In Berman’s case, lawmakers in the last round of redistricting, nearly 10 years ago, redrew the boundaries of his 28th congressional district to leave out some heavily Latino neighborhoods, insulating the congressman from the threat of a Latino challenger.
Racial and ethnic tensions have often played a role in redistricting battles and have also dogged the citizen commission. The selection process for the panel drew criticism early in 2010 for under-representing minorities. The crop of 60 finalists has proved more diverse, with 17 Latinos, 10 Asians, eight African Americans and four Native Americans among those still in the running to be on the 14-member panel.
Both sides have tried to use the issue of race in the current campaign.
In the official voter guide mailed to 11 million California homes, former national NAACP Chairman Julian Bond called Proposition 20 “insulting to all Californians.”
“Jim Crow districts are a thing of the past,” Bond said, adding that Proposition 20 “sets back the clock on redistricting law.”
The Yes on 20 campaign had California NAACP President Alice Huffman sign the rebuttal to those remarks. Huffman has been paid nearly $100,000 by the Yes on 20 effort for her strategic advice and outreach to black voters. She has been criticized in recent years for being paid hundreds of thousands of dollars by ballot campaigns that the state NAACP has endorsed while she has been president.
Some Democrats suggest that Proposition 20 is a tool to dilute their power. Democrats firmly control the state Legislature and thus the current map-drawing system.

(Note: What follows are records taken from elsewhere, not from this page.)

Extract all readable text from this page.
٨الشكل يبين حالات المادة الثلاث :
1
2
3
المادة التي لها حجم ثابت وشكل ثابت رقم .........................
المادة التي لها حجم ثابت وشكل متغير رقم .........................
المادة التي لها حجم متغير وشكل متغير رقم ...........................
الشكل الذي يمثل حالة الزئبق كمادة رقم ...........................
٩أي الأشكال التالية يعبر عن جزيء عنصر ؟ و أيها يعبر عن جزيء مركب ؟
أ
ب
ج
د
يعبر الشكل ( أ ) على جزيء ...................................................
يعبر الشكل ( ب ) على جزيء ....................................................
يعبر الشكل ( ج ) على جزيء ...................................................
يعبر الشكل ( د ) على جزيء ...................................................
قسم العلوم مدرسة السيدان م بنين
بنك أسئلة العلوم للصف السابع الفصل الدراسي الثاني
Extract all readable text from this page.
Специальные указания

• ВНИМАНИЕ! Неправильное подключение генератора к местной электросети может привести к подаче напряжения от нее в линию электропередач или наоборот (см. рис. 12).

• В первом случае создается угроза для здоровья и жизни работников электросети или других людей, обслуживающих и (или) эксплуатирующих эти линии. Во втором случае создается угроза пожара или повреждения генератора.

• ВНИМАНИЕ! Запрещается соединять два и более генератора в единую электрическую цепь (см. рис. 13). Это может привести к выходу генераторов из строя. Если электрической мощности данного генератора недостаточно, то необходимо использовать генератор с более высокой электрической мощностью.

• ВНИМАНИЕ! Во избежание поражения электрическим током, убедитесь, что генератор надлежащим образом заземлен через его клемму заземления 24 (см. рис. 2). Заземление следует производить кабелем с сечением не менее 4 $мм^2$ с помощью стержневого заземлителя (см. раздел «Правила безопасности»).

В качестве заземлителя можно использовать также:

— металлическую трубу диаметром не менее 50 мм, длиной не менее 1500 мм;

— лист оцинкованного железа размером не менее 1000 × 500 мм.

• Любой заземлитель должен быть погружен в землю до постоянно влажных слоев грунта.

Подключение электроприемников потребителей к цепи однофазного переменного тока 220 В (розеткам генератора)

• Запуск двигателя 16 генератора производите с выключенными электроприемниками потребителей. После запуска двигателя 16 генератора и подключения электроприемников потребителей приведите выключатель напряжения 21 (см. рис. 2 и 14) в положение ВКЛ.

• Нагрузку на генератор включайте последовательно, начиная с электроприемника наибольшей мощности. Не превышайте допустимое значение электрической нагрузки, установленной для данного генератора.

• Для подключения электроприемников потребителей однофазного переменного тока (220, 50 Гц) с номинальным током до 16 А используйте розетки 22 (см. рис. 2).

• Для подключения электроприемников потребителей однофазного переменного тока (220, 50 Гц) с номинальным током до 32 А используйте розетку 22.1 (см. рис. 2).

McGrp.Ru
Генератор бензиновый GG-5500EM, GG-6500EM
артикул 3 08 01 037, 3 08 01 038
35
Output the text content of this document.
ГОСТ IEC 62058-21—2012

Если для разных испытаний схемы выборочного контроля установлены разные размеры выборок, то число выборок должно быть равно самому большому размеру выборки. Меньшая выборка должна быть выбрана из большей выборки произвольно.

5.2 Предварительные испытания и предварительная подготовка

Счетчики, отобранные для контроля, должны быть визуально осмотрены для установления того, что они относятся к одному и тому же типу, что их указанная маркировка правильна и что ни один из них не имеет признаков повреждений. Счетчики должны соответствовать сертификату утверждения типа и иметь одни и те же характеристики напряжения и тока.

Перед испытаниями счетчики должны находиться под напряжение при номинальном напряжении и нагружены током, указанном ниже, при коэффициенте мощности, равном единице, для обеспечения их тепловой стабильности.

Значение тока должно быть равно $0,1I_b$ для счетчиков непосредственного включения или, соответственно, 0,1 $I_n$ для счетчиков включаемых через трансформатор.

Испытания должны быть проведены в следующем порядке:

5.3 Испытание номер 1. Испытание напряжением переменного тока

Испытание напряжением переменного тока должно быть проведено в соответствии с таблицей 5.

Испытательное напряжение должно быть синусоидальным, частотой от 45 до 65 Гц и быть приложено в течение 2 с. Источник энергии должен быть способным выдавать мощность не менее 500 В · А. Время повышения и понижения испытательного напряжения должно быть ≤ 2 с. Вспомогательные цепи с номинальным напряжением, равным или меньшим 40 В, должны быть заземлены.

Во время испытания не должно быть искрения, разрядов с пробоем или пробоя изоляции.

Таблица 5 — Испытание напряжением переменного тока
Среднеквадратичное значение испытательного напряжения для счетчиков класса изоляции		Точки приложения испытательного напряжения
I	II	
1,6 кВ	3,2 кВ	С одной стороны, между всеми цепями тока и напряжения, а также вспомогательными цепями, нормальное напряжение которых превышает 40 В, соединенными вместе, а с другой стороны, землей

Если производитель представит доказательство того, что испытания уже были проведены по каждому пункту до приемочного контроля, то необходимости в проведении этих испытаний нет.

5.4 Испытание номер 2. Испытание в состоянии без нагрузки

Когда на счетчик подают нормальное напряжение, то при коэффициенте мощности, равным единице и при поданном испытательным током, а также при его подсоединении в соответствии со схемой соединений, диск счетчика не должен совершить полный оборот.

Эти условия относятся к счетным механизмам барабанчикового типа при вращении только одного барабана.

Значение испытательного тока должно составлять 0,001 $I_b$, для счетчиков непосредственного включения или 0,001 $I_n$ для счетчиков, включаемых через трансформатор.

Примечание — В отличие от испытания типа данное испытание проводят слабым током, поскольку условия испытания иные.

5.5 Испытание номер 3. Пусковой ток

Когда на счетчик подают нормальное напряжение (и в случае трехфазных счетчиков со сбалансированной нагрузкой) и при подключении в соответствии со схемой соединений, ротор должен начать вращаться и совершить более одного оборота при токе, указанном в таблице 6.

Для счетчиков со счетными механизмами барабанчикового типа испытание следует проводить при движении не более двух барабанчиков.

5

Pelosi could try to bolster the number of Democrats elected to the House in 2012 by influencing the way congressional district lines are drawn next year.
Pelosi and 17 California House Democrats each contributed at least $10,000 to promote Proposition 27 to abolish the citizens’ commission.
Munger dismissed the notion that he wants to influence elections for GOP gain, arguing that he could lavish funds on GOP candidates — or run for office himself. “If this is a Republican plot, it’s an awfully stupid one,” he said.